Первое, что сразу бросалось в глаза, была их бедность. Холщовые рубахи, некогда видно блиставшие красивой вышивкой, уже поизносились и давно не стирались. То здесь, то там на них были видны рыжеватые пятна — следы не то обильных трапез, не то кровь. Приглядевшись к ним внимательнее, Исин все-таки решил, что это кровь. Совершенно некстати накатила волна сочувствия.

Били их видно, болезных, когда-то, подумал он.

Но в остальном все было в высшей степени прилично. Это была опрятная бедность, вызывающая не отвращение, а сострадание. Но Избор смотрел на них не в силах отделаться от чувства, что все это делалось напоказ. По виду, а он повидал таких вот странников достаточно — это были самые настоящие странники, может быть только чуть более самоуверенные, чуть более наглые, чуть более мускулистые. И вот все эти самые чуть-чуть и давали в сумме ощущение их поддельности.

Убить их и дело с концом, мелькнуло в голове у Избора, но устыдившись этой мысли, он тут же выбросил ее из головы, тряхнул волосами и посмотрел на Исина. Тот подмигнул ему, давая понять, что хочется сейчас вести разговор в одиночку.

— Застольные, величальные это все ерунда, — начал он, желая разозлить, раззадорить стариков, — Вот в Булгаре я таких сказителей встречал! Они о чем видят — о том и поют! Вам, такое, видно не под силу?

— Это верно, — печально сказал Никуля — Нам это не под силу. Мы ж не видим ни фига. Мы поем только о том, что слышим.
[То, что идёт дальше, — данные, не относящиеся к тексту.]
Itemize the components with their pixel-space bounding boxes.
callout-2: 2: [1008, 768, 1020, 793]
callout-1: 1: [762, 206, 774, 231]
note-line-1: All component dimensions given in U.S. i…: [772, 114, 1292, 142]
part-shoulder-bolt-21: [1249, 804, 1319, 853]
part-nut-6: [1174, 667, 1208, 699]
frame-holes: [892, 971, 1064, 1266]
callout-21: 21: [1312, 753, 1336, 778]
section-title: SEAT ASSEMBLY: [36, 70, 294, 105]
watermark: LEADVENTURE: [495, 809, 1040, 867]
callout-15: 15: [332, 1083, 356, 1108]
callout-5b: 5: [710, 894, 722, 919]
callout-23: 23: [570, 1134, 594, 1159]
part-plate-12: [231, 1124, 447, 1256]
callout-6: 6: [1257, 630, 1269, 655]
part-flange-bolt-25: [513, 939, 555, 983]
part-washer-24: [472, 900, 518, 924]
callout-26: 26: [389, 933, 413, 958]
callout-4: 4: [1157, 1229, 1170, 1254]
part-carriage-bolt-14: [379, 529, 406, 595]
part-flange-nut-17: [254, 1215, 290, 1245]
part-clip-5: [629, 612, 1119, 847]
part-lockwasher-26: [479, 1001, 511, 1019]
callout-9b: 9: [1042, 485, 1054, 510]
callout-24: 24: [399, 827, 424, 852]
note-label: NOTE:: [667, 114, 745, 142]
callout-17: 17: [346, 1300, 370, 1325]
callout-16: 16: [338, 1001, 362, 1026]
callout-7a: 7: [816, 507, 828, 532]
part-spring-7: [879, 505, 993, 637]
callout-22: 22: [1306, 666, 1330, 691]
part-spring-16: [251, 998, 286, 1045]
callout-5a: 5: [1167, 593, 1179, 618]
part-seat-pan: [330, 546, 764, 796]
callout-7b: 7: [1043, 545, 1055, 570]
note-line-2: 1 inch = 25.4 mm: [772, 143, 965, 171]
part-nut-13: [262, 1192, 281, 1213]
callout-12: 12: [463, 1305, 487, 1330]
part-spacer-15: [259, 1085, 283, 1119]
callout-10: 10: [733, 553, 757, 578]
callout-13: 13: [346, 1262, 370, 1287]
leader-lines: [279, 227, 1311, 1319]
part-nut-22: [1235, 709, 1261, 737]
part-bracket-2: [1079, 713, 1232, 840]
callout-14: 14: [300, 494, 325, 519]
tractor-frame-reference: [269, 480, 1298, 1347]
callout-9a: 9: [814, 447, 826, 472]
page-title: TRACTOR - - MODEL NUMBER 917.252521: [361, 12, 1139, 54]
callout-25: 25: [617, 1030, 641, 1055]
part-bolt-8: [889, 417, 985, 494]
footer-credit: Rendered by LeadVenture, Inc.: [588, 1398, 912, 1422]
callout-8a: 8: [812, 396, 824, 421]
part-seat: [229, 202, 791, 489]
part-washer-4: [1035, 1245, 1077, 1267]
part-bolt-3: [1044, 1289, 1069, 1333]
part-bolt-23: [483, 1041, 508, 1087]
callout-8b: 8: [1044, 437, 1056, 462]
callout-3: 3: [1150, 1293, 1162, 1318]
А это не так уж и сложно.

Он завертел головой, прислушиваясь к тому, что творилось вокруг них. Вот ветки над ним затрещали и сверху посыпались сухие иголки.

— Сойка? — спросил Перерим у Никули.

— Какая сойка? — возмутился Никуля. — Воробей, или дятел.

— Много ты понимаешь, — раздражаясь, сказал Перерим.

— Да уж побольше некоторых.

Пока старики препирались Избор посмотрел на ветку. Там чистила шкурку маленькая белочка, каких бессчетное количество водилось на русской земле. Он хотел сказать старикам, что те ошибаются, но не успел.

— Вот птица у нас над головами, — сказал Никуля.

— Сойка, — упрямо подчеркнул Перерим

— Птица?

Никуля ничего не ответил, взяв в руку гусли, собрался спеть, но в этот момент белка зацокала и уронила шишку. Никуля поперхнулся, и, подумав, добавил:

— Белки — тоже божьи твари!

Исин, который в этом ничуть не сомневался, попросил:

— Ну-ка, а еще чего-нибудь?

Почувствовав его благодушие, Перерим сказал:

— Это после! Мы как раз в это время завсегда трапезничать привыкли, и если путешественники не побрезгуют нашей компанией, то просим их разделить с нами завтрак.

О чьем завтраке идет речь, старики ничего не сказали, но Избор понял их правильно,

Не став упираться они достояли из переметных сум даденные им в дорогу добрыми старичками продукты. Эти старики тоже не остались в стороне и высыпали на траву какие-то корки, куски хлеба и выставили флягу с вином. Не сговариваясь, и даже не смотря друг на друга Избор, Исин и Гаврила не притронулись ни к вину, (что было очень удивительно) ни к коркам (что удивительным вовсе не было). Избор, ожидавший от стариков всего, рассчитывал, что те пустятся на разные уловки, что б заставить их отведать чего-нибудь из своих запасов, но ошибся. Их воздержанность и разборчивость в еде стариков только обрадовала. Те навалились на съестные припасы имея в головах мысли — как бы исхитриться съесть как можно больше. Их молоденький проводник скромно стоял в стороне, пока Перерим не вспомнил о нем.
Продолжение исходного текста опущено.